A report in last Wednesday’s Guardian looked at the perennial issue of whether Further Education colleges are training too many hairdressers. The article — Are attacks on colleges for training too many hairdressers fair? — began by stating the standard view that colleges train too many hairdressers, citing a 2012 report from the Local Government Association, which said that that in 2011, 94,000 people completed hair and beauty courses despite there being just 18,000 new jobs in the sector, meaning there were five people qualified for every job.
Over-supplying certain types of workers to the local labour market — be they hairdressers, plumbers, welders or anything else — is clearly not a particularly efficient way of supplying the local economy with what it needs. If it is known that there are likely to be, say, 50 openings in a college’s catchment area for hairdressers, and a college is training 250 hairdressers per year, then there is clearly something of a misalignment. The way out of this situation is for a college to use local labour market information in order to find out what the demands of their local economy actually are, and then to take steps to realign course provision to meet these needs.
However, as the Guardian article goes on to say, the fact that there is an oversupply of hairdressers is not necessarily a disaster, for the simple reason that hairdressing courses are about more than getting people ready for hairdressing. Rather, such courses include a good deal of transferrable skills that can be used in other occupations.

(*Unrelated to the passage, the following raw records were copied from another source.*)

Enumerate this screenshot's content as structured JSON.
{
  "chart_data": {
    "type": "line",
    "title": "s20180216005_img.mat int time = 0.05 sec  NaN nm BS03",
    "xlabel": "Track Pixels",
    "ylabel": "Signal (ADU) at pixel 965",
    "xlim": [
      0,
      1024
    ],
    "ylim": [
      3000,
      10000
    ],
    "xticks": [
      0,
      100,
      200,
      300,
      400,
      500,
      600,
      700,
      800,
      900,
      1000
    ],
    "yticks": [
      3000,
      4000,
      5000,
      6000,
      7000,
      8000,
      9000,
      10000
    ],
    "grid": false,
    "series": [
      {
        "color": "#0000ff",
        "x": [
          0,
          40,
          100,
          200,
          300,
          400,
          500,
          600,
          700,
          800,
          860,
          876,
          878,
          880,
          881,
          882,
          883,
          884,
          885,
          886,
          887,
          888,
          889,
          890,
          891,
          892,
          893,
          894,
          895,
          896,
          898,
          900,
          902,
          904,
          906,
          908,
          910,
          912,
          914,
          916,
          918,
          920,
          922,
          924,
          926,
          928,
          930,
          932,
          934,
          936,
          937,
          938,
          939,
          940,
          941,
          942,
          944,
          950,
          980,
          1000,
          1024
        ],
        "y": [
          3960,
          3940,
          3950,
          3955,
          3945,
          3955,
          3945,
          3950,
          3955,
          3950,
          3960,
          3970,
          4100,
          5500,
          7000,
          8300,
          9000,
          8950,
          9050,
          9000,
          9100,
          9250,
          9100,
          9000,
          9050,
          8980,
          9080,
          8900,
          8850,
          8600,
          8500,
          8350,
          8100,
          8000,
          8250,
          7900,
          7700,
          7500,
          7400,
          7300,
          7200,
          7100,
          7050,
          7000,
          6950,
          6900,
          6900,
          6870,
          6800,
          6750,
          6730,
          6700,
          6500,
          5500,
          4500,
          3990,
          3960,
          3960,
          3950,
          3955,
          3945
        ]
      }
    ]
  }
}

To back up the argument that transferrable skills are in many ways as important as the actual subject area studied, the article quotes Dawn Ward, principal of Burton and South Derbyshire College, as saying, “I was involved in a panel debate at a conference recently and I asked the delegates how many of them were still working in the original job they trained for … about 15 hands went up out of a hall packed with hundreds of people. The idea of having a job for life just doesn’t really exist anymore.”
The panel debate mentioned by Dawn Ward was at last year’s AoC Conference, in which discussion largely focused on a report produced by EMSI looking into the issue of hairdressing and transferrable skills. The Guardian article cites our report as providing evidence of how skills learnt by hairdressing students are often transferable to a range of occupations, some of which are in better-paid sectors like education and retail.
As our report argues, “With a strong pipeline of interest in studying this vocational area but limited labour market potential, we need to find a way of harnessing this interest but channelling it into areas with greater labour market need. The best way to achieve this is to understand the transferrable skills that are being developed when training to become a hairdresser and identify other occupations that require similar skillsets.”
One of the best ways to understand transferrable skills, is through the US research programme O*Net, which we have adapted for the UK and have embedded into our Analyst tool. The O*Net system basically measures every standard occupation against a set of core skills, competencies and knowledge requirements, grading them using a scale of 1 to 100 on the level of importance and expertise to the role of that component. These skills, competencies and knowledge requirements are then matched with other occupations requiring similar skillsets. Using this system, our report found that based on a compatibility score of 90 or more (100 being fully compatible), there are almost 1.4m jobs in occupations with broadly similar skills requirements to hairdressing in England, and that there are 66,000 openings in such occupations each year.
Massive over-supply of learners in a particular occupation is clearly not a desirable outcome, and colleges need to take steps to ensure that their curriculum provision is reasonably closely aligned to the demands of their local labour market. However, over-supply is perhaps not the disaster that it is sometimes held up to be. Through transferrable skills, many learners end up in trades which, whilst not necessarily being what they trained for, nevertheless make good use of the skills they learned whilst training for another occupation entirely.